As Wall Street closed the books on the first half of the year — ahead of what for many will be a four-day July 4 break — the market was sitting on substantial gains, with tech stocks leading the way.
Facebook Inc. has jumped 31% this year, while Apple Inc. and Netflix Inc. are up more than 20%. E-commerce giant Amazon.com Inc., which often is viewed as a tech stock, shot up 29%, and Google parent Alphabet Inc. rose 17%.
“It’s been an incredible performance by some of the most highly valued stocks in the tech sector,” said Patrick O’Hare, chief market analyst at the investing website Briefing.com.
The stocks’ surge helped propel the tech-heavy Nasdaq composite index to a 14.1% gain so far this year, nearly double its 7.5% rise in all of 2016.
The index’s gain this year easily outpaced the blue-chip Dow Jones industrial average and the broader Standard & Poor’s 500, which are up 8% and 8.2%, respectively, for the six months.
All three measures set new highs last month, with the Nasdaq hitting a record 6,321.76 on June 8.
The Nasdaq index slipped 3.93 points Friday to 6,140.42, while the Dow Jones industrials gained 62.60 to 21,349.63 and the S&P 500 edged up 3.71 to 2,423.41.
To be sure, there’s considerable uncertainty in some sectors, such as healthcare, where Wall Street is trying to anticipate what changes the Trump administration will achieve in overhauling the Affordable Care Act.
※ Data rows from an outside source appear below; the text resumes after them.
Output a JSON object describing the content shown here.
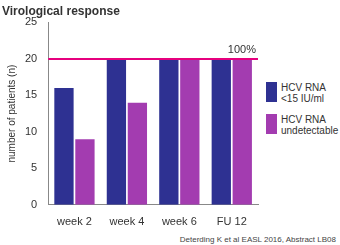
{
  "chart_data": {
    "type": "bar",
    "title": "Virological response",
    "y_label": "number of patients (n)",
    "categories": [
      "week 2",
      "week 4",
      "week 6",
      "FU 12"
    ],
    "series": [
      {
        "name": "HCV RNA <15 IU/ml",
        "color": "#2e3192",
        "values": [
          16,
          20,
          20,
          20
        ]
      },
      {
        "name": "HCV RNA undetectable",
        "color": "#a33cb0",
        "values": [
          9,
          14,
          20,
          20
        ]
      }
    ],
    "ylim": [
      0,
      25
    ],
    "yticks": [
      0,
      5,
      10,
      15,
      20,
      25
    ],
    "grid": false,
    "legend": "right",
    "reference_line": {
      "value": 20,
      "label": "100%",
      "color": "#e6007e"
    },
    "source": "Deterding K et al EASL 2016, Abstract LB08"
  }
}
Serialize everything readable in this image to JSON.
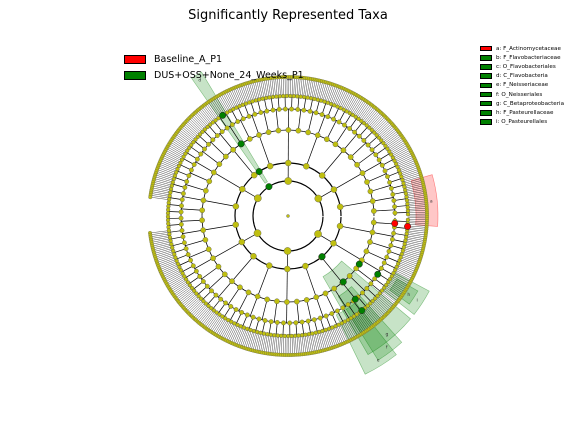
{
  "title": "Significantly Represented Taxa",
  "colors": {
    "Baseline_A_P1": "#ff0000",
    "DUS+OSS+None_24_Weeks_P1": "#008000",
    "neutral": "#bfbf10"
  },
  "legend": [
    {
      "label": "Baseline_A_P1",
      "color": "#ff0000"
    },
    {
      "label": "DUS+OSS+None_24_Weeks_P1",
      "color": "#008000"
    }
  ],
  "taxa_legend": [
    {
      "label": "a: F_Actinomycetaceae",
      "color": "#ff0000"
    },
    {
      "label": "b: F_Flavobacteriaceae",
      "color": "#008000"
    },
    {
      "label": "c: O_Flavobacteriales",
      "color": "#008000"
    },
    {
      "label": "d: C_Flavobacteria",
      "color": "#008000"
    },
    {
      "label": "e: F_Neisseriaceae",
      "color": "#008000"
    },
    {
      "label": "f: O_Neisseriales",
      "color": "#008000"
    },
    {
      "label": "g: C_Betaproteobacteria",
      "color": "#008000"
    },
    {
      "label": "h: F_Pasteurellaceae",
      "color": "#008000"
    },
    {
      "label": "i: O_Pasteurellales",
      "color": "#008000"
    }
  ],
  "chart_data": {
    "type": "cladogram",
    "title": "Significantly Represented Taxa",
    "ring_levels": 6,
    "groups": [
      "Baseline_A_P1",
      "DUS+OSS+None_24_Weeks_P1"
    ],
    "highlighted_clades": [
      {
        "letter": "a",
        "taxon": "F_Actinomycetaceae",
        "group": "Baseline_A_P1"
      },
      {
        "letter": "b",
        "taxon": "F_Flavobacteriaceae",
        "group": "DUS+OSS+None_24_Weeks_P1"
      },
      {
        "letter": "c",
        "taxon": "O_Flavobacteriales",
        "group": "DUS+OSS+None_24_Weeks_P1"
      },
      {
        "letter": "d",
        "taxon": "C_Flavobacteria",
        "group": "DUS+OSS+None_24_Weeks_P1"
      },
      {
        "letter": "e",
        "taxon": "F_Neisseriaceae",
        "group": "DUS+OSS+None_24_Weeks_P1"
      },
      {
        "letter": "f",
        "taxon": "O_Neisseriales",
        "group": "DUS+OSS+None_24_Weeks_P1"
      },
      {
        "letter": "g",
        "taxon": "C_Betaproteobacteria",
        "group": "DUS+OSS+None_24_Weeks_P1"
      },
      {
        "letter": "h",
        "taxon": "F_Pasteurellaceae",
        "group": "DUS+OSS+None_24_Weeks_P1"
      },
      {
        "letter": "i",
        "taxon": "O_Pasteurellales",
        "group": "DUS+OSS+None_24_Weeks_P1"
      }
    ]
  }
}
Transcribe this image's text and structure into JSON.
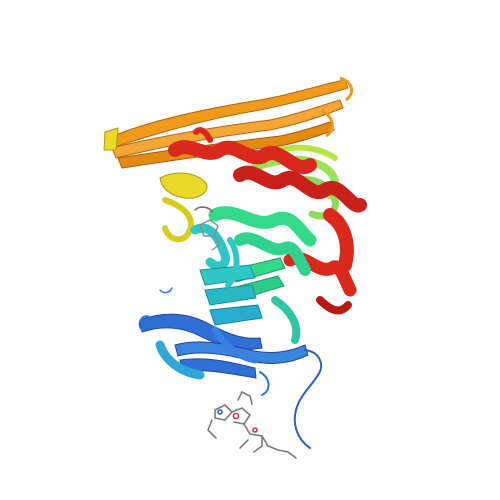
{
  "image": {
    "subject": "protein-ribbon-structure",
    "background": "#ffffff",
    "color_scheme": "rainbow N-to-C",
    "colors": {
      "blue": "#2f6fd6",
      "light_blue": "#33a6d8",
      "cyan": "#2fc6c6",
      "green": "#35d98a",
      "lime": "#9fe05a",
      "yellow": "#e9d92b",
      "orange": "#f09a1c",
      "red": "#d9281c",
      "ligand": "#7a7a7a"
    }
  }
}
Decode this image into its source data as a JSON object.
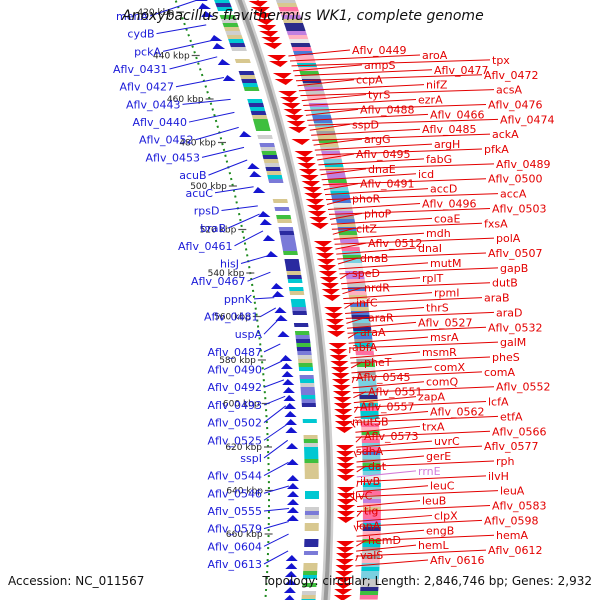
{
  "title": "Anoxybacillus flavithermus WK1, complete genome",
  "accession": "Accession: NC_011567",
  "summary": "Topology: circular; Length: 2,846,746 bp; Genes: 2,932",
  "colors": {
    "forward_label": "#1a1ad8",
    "reverse_label": "#e30000",
    "rna_label": "#d27ad8",
    "backbone": "#9a9a9a",
    "tick": "#1e8a1e",
    "reverse_gene": "#ee0000",
    "forward_gene": "#1515d0"
  },
  "ticks": [
    "420 kbp",
    "440 kbp",
    "460 kbp",
    "480 kbp",
    "500 kbp",
    "520 kbp",
    "540 kbp",
    "560 kbp",
    "580 kbp",
    "600 kbp",
    "620 kbp",
    "640 kbp",
    "660 kbp"
  ],
  "left_labels": [
    "menA",
    "cydB",
    "pckA",
    "Aflv_0431",
    "Aflv_0427",
    "Aflv_0443",
    "Aflv_0440",
    "Aflv_0452",
    "Aflv_0453",
    "acuB",
    "acuC",
    "rpsD",
    "braB",
    "Aflv_0461",
    "hisJ",
    "Aflv_0467",
    "ppnK",
    "Aflv_0481",
    "uspA",
    "Aflv_0487",
    "Aflv_0490",
    "Aflv_0492",
    "Aflv_0493",
    "Aflv_0502",
    "Aflv_0525",
    "sspI",
    "Aflv_0544",
    "Aflv_0546",
    "Aflv_0555",
    "Aflv_0579",
    "Aflv_0604",
    "Aflv_0613"
  ],
  "right_labels": [
    "Aflv_0449",
    "aroA",
    "tpx",
    "ampS",
    "Aflv_0477",
    "Aflv_0472",
    "ccpA",
    "nifZ",
    "acsA",
    "tyrS",
    "ezrA",
    "Aflv_0476",
    "Aflv_0488",
    "Aflv_0466",
    "Aflv_0474",
    "sspD",
    "Aflv_0485",
    "ackA",
    "argG",
    "argH",
    "pfkA",
    "Aflv_0495",
    "fabG",
    "Aflv_0489",
    "dnaE",
    "icd",
    "Aflv_0500",
    "Aflv_0491",
    "accD",
    "accA",
    "phoR",
    "Aflv_0496",
    "Aflv_0503",
    "phoP",
    "coaE",
    "fxsA",
    "citZ",
    "mdh",
    "polA",
    "Aflv_0512",
    "dnaI",
    "Aflv_0507",
    "dnaB",
    "mutM",
    "gapB",
    "speD",
    "rplT",
    "dutB",
    "nrdR",
    "rpmI",
    "araB",
    "infC",
    "thrS",
    "araD",
    "araR",
    "Aflv_0527",
    "Aflv_0532",
    "araA",
    "msrA",
    "galM",
    "abfA",
    "msmR",
    "pheS",
    "pheT",
    "comX",
    "comA",
    "Aflv_0545",
    "comQ",
    "Aflv_0552",
    "Aflv_0551",
    "zapA",
    "lcfA",
    "Aflv_0557",
    "Aflv_0562",
    "etfA",
    "mutSB",
    "trxA",
    "Aflv_0566",
    "Aflv_0573",
    "uvrC",
    "Aflv_0577",
    "sdhA",
    "gerE",
    "rph",
    "dat",
    "rrnE",
    "ilvH",
    "ilvB",
    "leuC",
    "leuA",
    "ilvC",
    "leuB",
    "Aflv_0583",
    "tig",
    "clpX",
    "Aflv_0598",
    "lonA",
    "engB",
    "hemA",
    "hemD",
    "hemL",
    "Aflv_0612",
    "valS",
    "Aflv_0616"
  ]
}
But some analysts don’t see political or economic developments on the horizon that would trigger a sharp, sustained pullback in the overall market for at least the next few weeks. Stocks also have benefited lately from the absence of unexpected financial shocks overseas.
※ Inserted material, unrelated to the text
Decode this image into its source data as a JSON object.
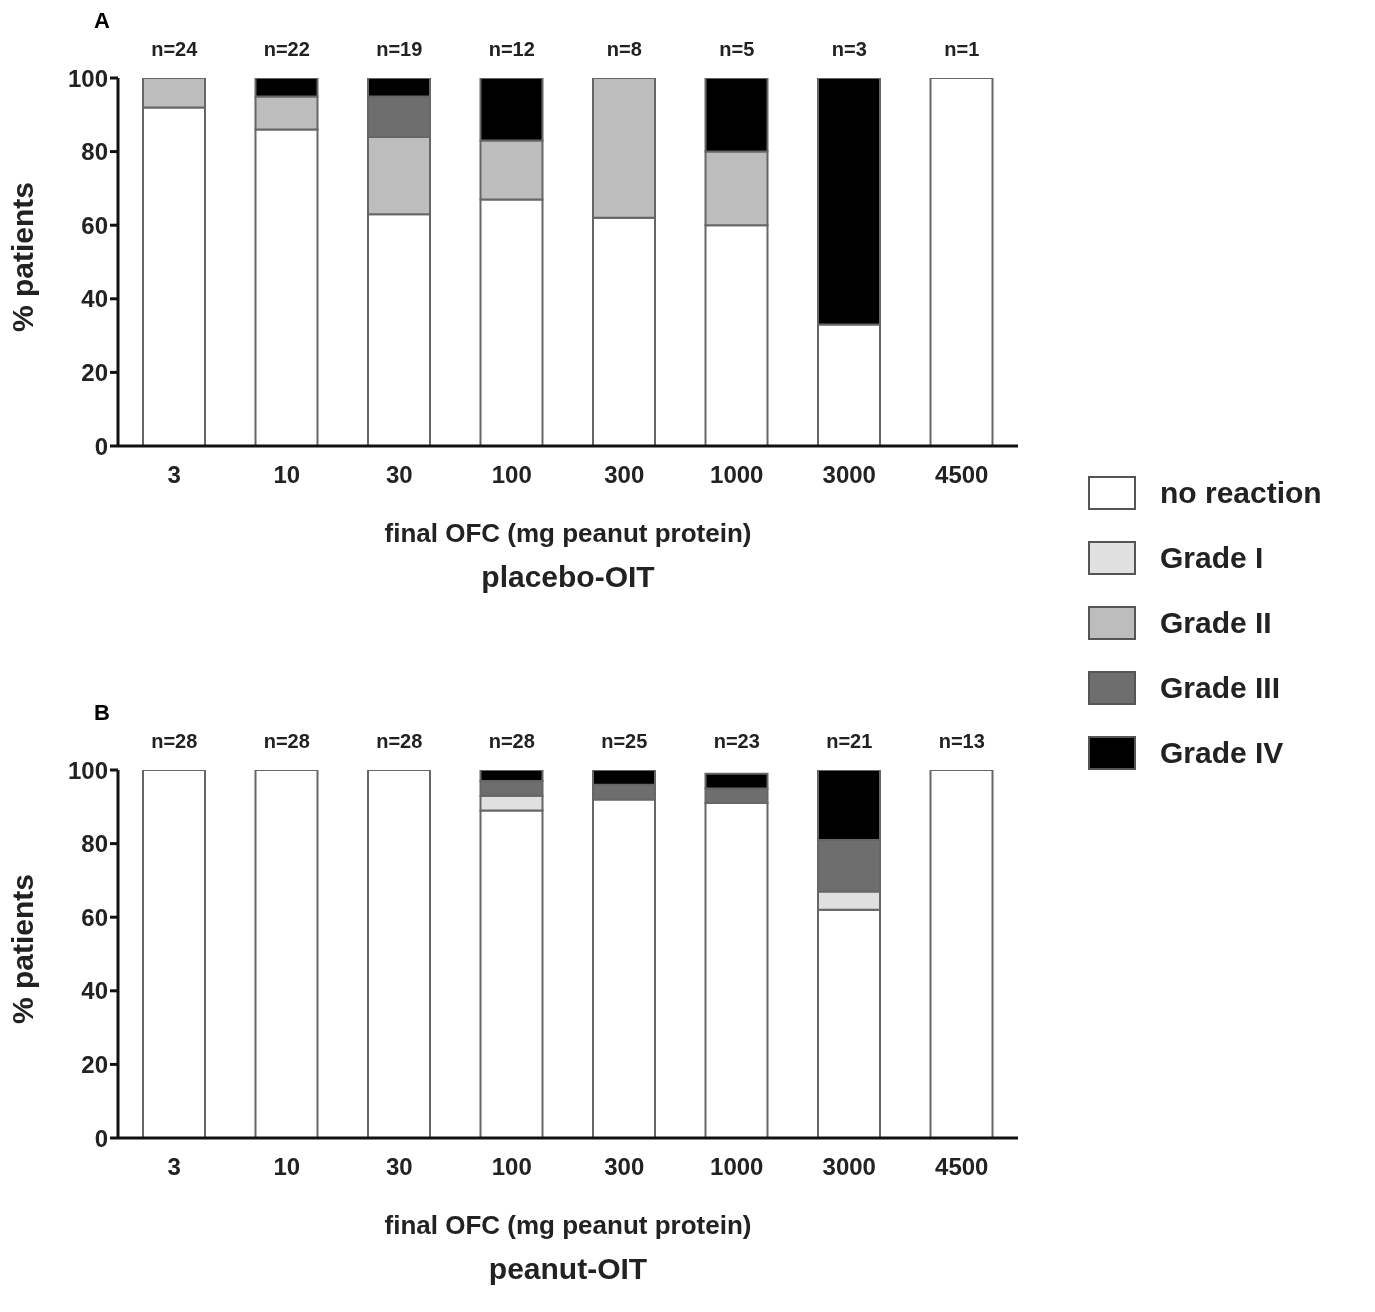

“Synchronized global growth, few indications of a looming recession, restrained inflation and rising earnings are among reasons to maintain a favorable outlook,” Terry Sandven, chief equity strategist at U.S. Bancorp Wealth Management, wrote in a note to clients this week.
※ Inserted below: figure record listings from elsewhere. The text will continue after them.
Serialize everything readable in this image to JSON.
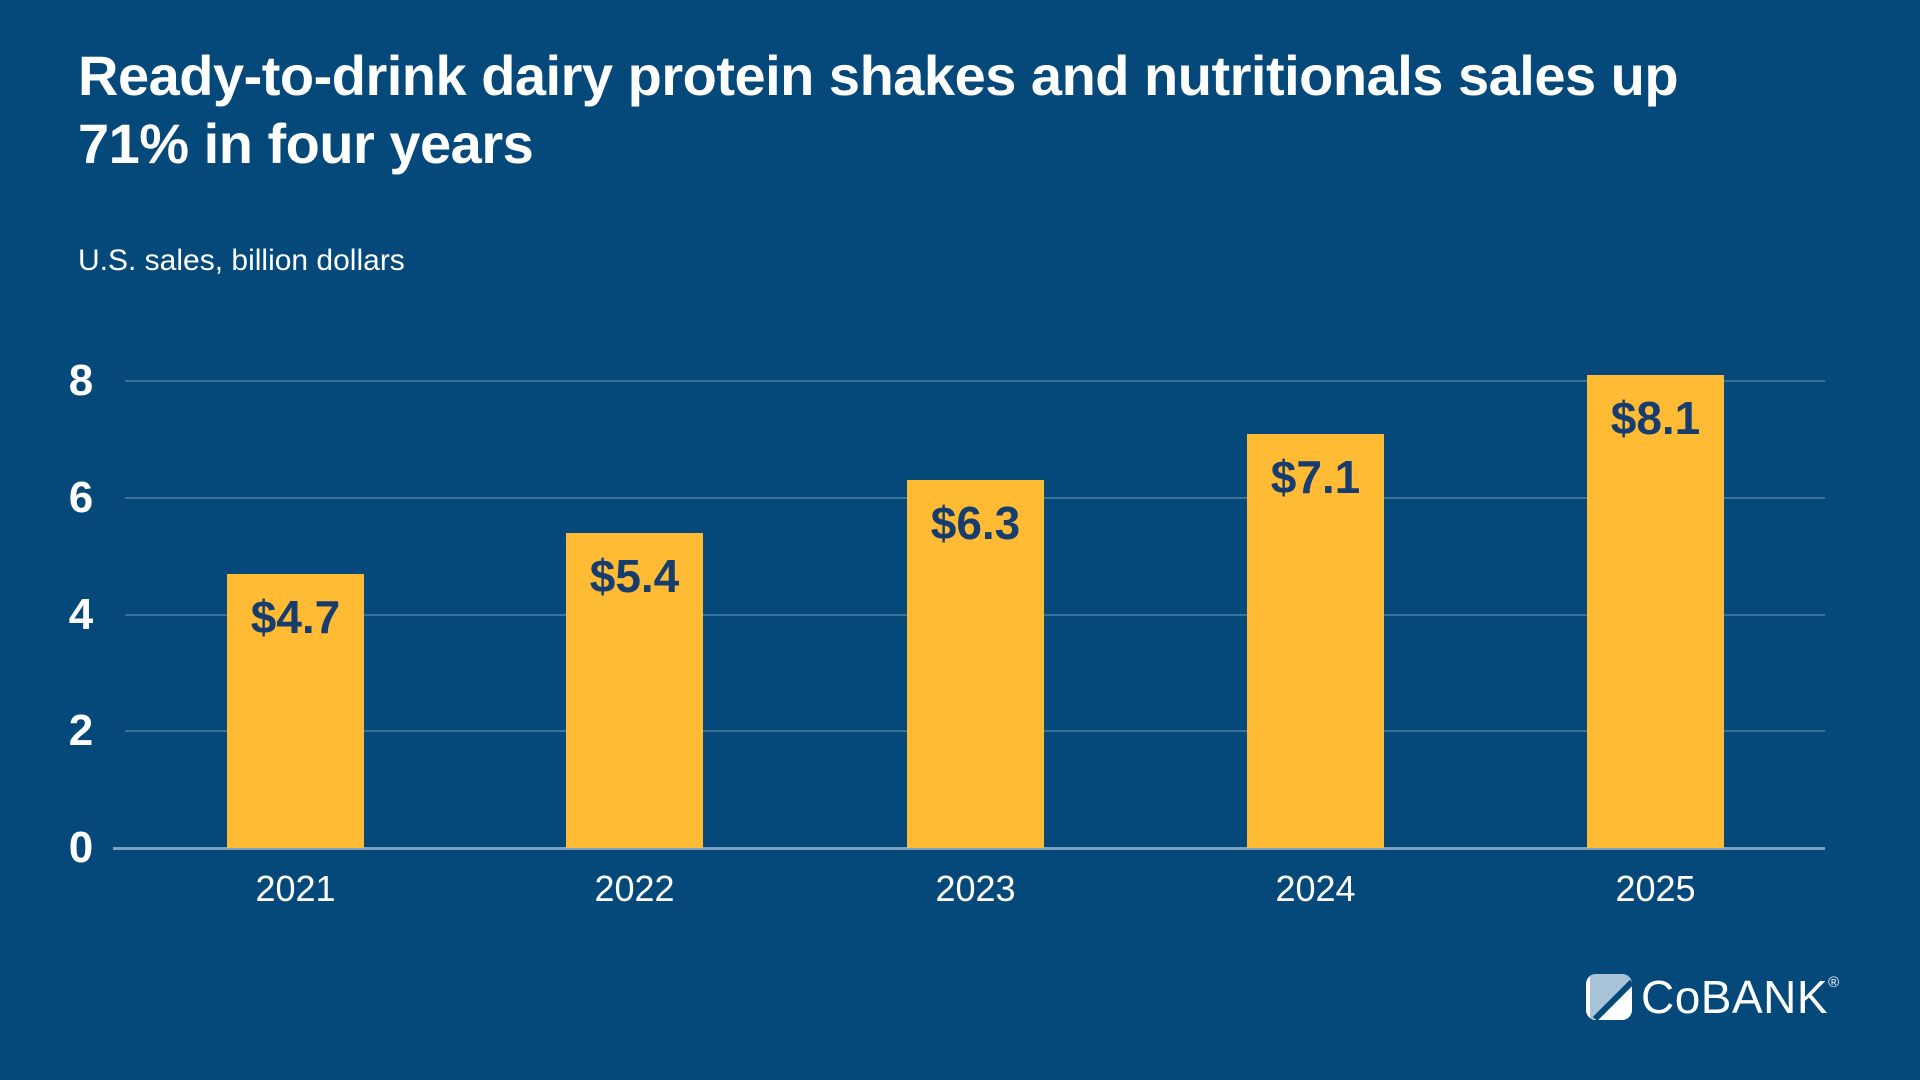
{
  "header": {
    "title_line1": "Ready-to-drink dairy protein shakes and nutritionals sales up",
    "title_line2": "71% in four years",
    "subtitle": "U.S. sales, billion dollars"
  },
  "logo": {
    "brand": "CoBANK",
    "registered": "®",
    "icon": "cobank-mark-icon",
    "mark_light_color": "#A9C3D8",
    "mark_white_color": "#FFFFFF"
  },
  "colors": {
    "background": "#04497A",
    "bar": "#FFBB33",
    "bar_label": "#173C6E",
    "axis_text": "#FFFFFF",
    "gridline": "rgba(255,255,255,0.22)",
    "zeroline": "rgba(226,233,238,0.55)"
  },
  "chart_data": {
    "type": "bar",
    "title": "Ready-to-drink dairy protein shakes and nutritionals sales up 71% in four years",
    "subtitle": "U.S. sales, billion dollars",
    "xlabel": "",
    "ylabel": "U.S. sales, billion dollars",
    "categories": [
      "2021",
      "2022",
      "2023",
      "2024",
      "2025"
    ],
    "values": [
      4.7,
      5.4,
      6.3,
      7.1,
      8.1
    ],
    "bar_labels": [
      "$4.7",
      "$5.4",
      "$6.3",
      "$7.1",
      "$8.1"
    ],
    "yticks": [
      0,
      2,
      4,
      6,
      8
    ],
    "ylim": [
      0,
      8.5
    ],
    "grid": true,
    "legend": "none"
  }
}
He dubbed it a “not too hot/not too cold Goldilocks-like economic environment” that enabled the stock market’s first-half performance to be “superb and broad-based.”
That doesn’t mean the bears aren’t lurking. While many agree with Sandven that earnings growth, low inflation and other factors still bode well for stocks, other factors could cause a drag on future gains.
For instance, the market rallied after President Trump’s election because he promised to pursue lower corporate taxes and heavy spending on infrastructure projects, among other pledges.
But “it seems that he’s no closer to fulfilling his campaign promises than the day he took the helm of the world’s biggest economy,” Beth Ann Bovino, chief U.S. economist at S&P Global Ratings, said in a report Thursday.
“Now we no longer believe the federal government will be able to push through even a small infrastructure package, and we expect only moderate tax cuts to be passed early next year as midterm elections approach,” she said.
For that reason, O’Hare said he believes investors already have priced into stocks any premium related to the possibility of lower taxes, “so if you actually do get corporate tax reform, I don’t see that it’s going to be a moonshot for the market.”
There’s also the threat that investors will soon decide that the market has become too rich — that prices are too high relative to the companies’ underlying profitability and earnings potential.
In the last week of June, the S&P 500 was trading at about 21.5 times the companies’ combined earnings for the trailing 12 months, well above the historical average of 14.5 to 15, Sandven said.
But at the same time, those “earnings are increasing” and that is “serving as the basis for advancing stock prices,” he said.
O’Hare said the big tech companies have “put up some impressive growth in terms of earnings and revenue, Facebook in particular,” and that’s especially appealing to investors at a time when the overall U.S. economy is showing only modest expansion.
Facebook’s first-quarter earnings soared 76% from a year earlier, and the social-media giant’s revenue jumped 49%.
The Commerce Department said Thursday that the nation’s gross domestic product, the broadest measure of U.S. economic health, grew at an annual rate of 1.4% in this year’s first quarter.
Many economists see the nation’s GDP ending this year with 2% growth or higher, along with slightly higher inflation and interest rates.
The Federal Reserve Board last month nudged its key short-term rate to a range of 1% to 1.25%, and many economists expect more small increases that will lift the rate to 1.5% to 1.75% by year’s end.
Yet the yield on the 10-year Treasury note, at 2.30% Friday, has dropped from 2.48% at the start of this year.
For now, “sound fundamentals should continue to support [stock] markets,” Brad McMillan, chief investment officer for Commonwealth Financial Network, said in a research note Friday.
“After the turmoil in recent months and years, this is not a bad place to be,” he said.